Le président colombien, Gustavo Petro, a répondu au secrétaire des États-Unis à la Défense, après que Washington a averti que les États-Unis pourraient agir "seul" contre les cartels de la drogue si les pays d'Amérique latine n'intensifiaient pas leur lutte contre ces réseaux.
Le président colombien, Gustavo Petro, a condamné les déclarations du secrétaire américain à la Défense, Pete Hegseth, qui a averti jeudi que Washington pourrait agir "seul" contre les cartels de trafiquants de drogue si les pays d'Amérique latine n'intensifient pas leur lutte contre ces organisations.
Dans un message publié sur les réseaux sociaux, Gustavo Petro a rejeté l'idée d'une action unilatérale et a défendu la coopération régionale pour lutter contre le trafic de drogue.
"Les États-Unis ne doivent pas faire cavalier seul pour éliminer les cartels de la drogue, car ils ne sauraient pas comment s'y prendre", a déclaré le dirigeant colombien de gauche.
Gustavo Petro estime que la lutte contre ces organisations devrait être menée conjointement par les pays de la région. "Pour détruire les cartels mafieux, nous devons agir ensemble", a-t-il écrit dans un message publié sur X.

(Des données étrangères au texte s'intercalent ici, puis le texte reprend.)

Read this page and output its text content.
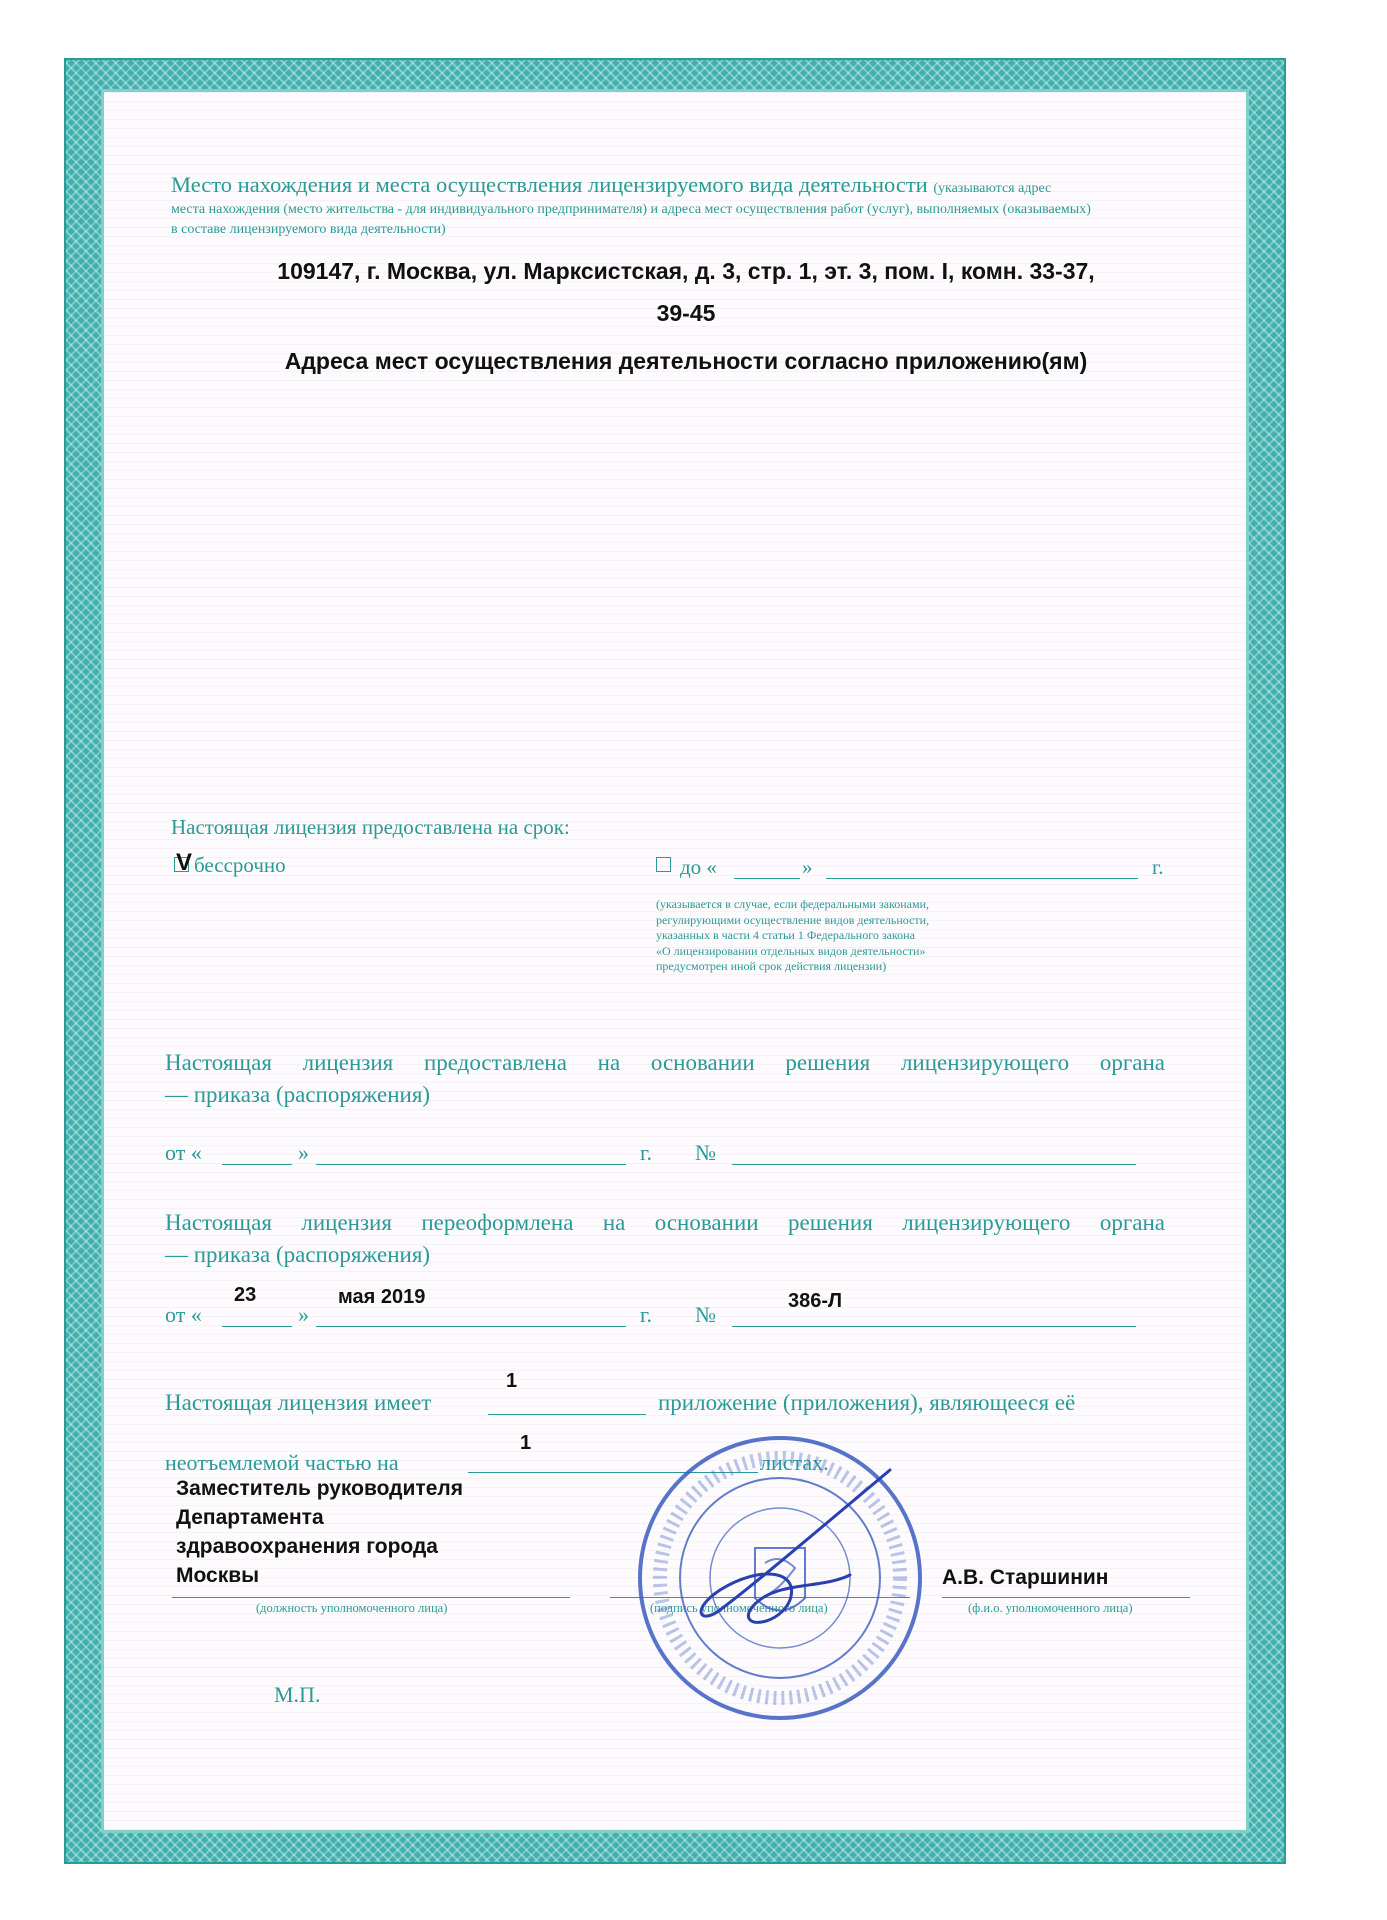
Место нахождения и места осуществления лицензируемого вида деятельности (указываются адрес
места нахождения (место жительства - для индивидуального предпринимателя) и адреса мест осуществления работ (услуг), выполняемых (оказываемых)
в составе лицензируемого вида деятельности)
109147, г. Москва, ул. Марксистская, д. 3, стр. 1, эт. 3, пом. I, комн. 33-37,
39-45
Адреса мест осуществления деятельности согласно приложению(ям)
Настоящая лицензия предоставлена на срок:
V бессрочно	до «	»	г.
(указывается в случае, если федеральными законами,
регулирующими осуществление видов деятельности,
указанных в части 4 статьи 1 Федерального закона
«О лицензировании отдельных видов деятельности»
предусмотрен иной срок действия лицензии)
Настоящая лицензия предоставлена на основании решения лицензирующего органа
— приказа (распоряжения)
от «	»	г. №
Настоящая лицензия переоформлена на основании решения лицензирующего органа
— приказа (распоряжения)
от «
23
»
мая 2019
г. №
386-Л
Настоящая лицензия имеет
1
приложение (приложения), являющееся её
неотъемлемой частью на
1
листах.
Заместитель руководителя
Департамента
здравоохранения города
Москвы	А.В. Старшинин
(должность уполномоченного лица)	(подпись уполномоченного лица)	(ф.и.о. уполномоченного лица)
М.П.
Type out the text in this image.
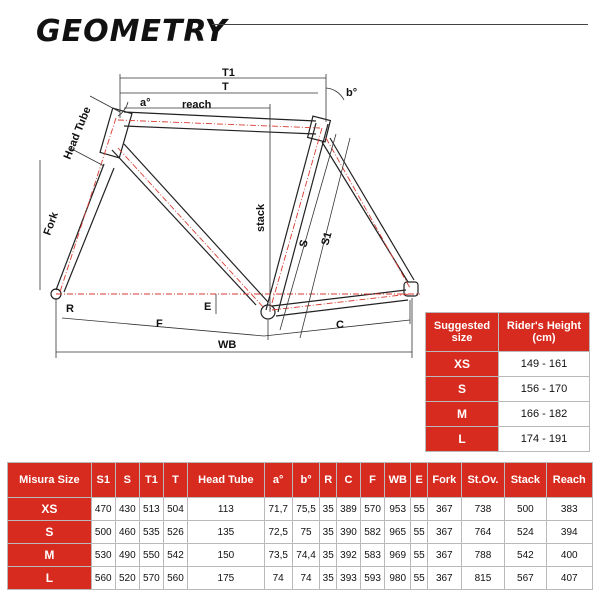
GEOMETRY
T1
T
a°	reach
b°
Head Tube
Fork	stack
S S1
E
R
F	C
WB
Suggested size	Rider's Height (cm)
XS	149 - 161
S	156 - 170
M	166 - 182
L	174 - 191
Misura Size	S1	S	T1	T	Head Tube	a°	b°	R	C	F	WB	E	Fork	St.Ov.	Stack	Reach
XS	470	430	513	504	113	71,7	75,5	35	389	570	953	55	367	738	500	383
S	500	460	535	526	135	72,5	75	35	390	582	965	55	367	764	524	394
M	530	490	550	542	150	73,5	74,4	35	392	583	969	55	367	788	542	400
L	560	520	570	560	175	74	74	35	393	593	980	55	367	815	567	407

Le président colombien a également souligné que l'Amérique latine avait un intérêt direct à démanteler ces réseaux criminels : "Si quelqu'un est intéressé par la destruction des cartels, c'est la Colombie et l'Amérique latine".
Lutte conjointe contre les cartels de drogue
Cette déclaration du président colombien intervient après que Pete Hegseth a affirmé, lors d'une conférence régionale à Miami, que les États-Unis étaient prêts à "passer à l'offensive uniquement si nécessaire" contre les cartels.
Cette mise en garde traduit un durcissement de la rhétorique de Washington dans la lutte contre le trafic de drogue et relance le débat dans la région sur le rôle des Etats-Unis et la coopération avec les pays latino-américains en matière de sécurité.
En Équateur, les forces armées américaines ont lancé mercredi pour la première fois des opérations militaires sur le terrain contre des organisations liées au trafic de drogue, dans le cadre d'une action coordonnée avec les autorités locales et d'une offensive plus large contre ce que Washington appelle le "narcoterrorisme" en Amérique latine.
Pour l'heure, la réaction de Gustavo Petro est l'une des premières réponses publiques d'un dirigeant latino-américain aux déclarations du chef du Pentagone. Au moment de la publication de cet article, il n'y a pas eu d'autres réactions de la part de dirigeants de la région.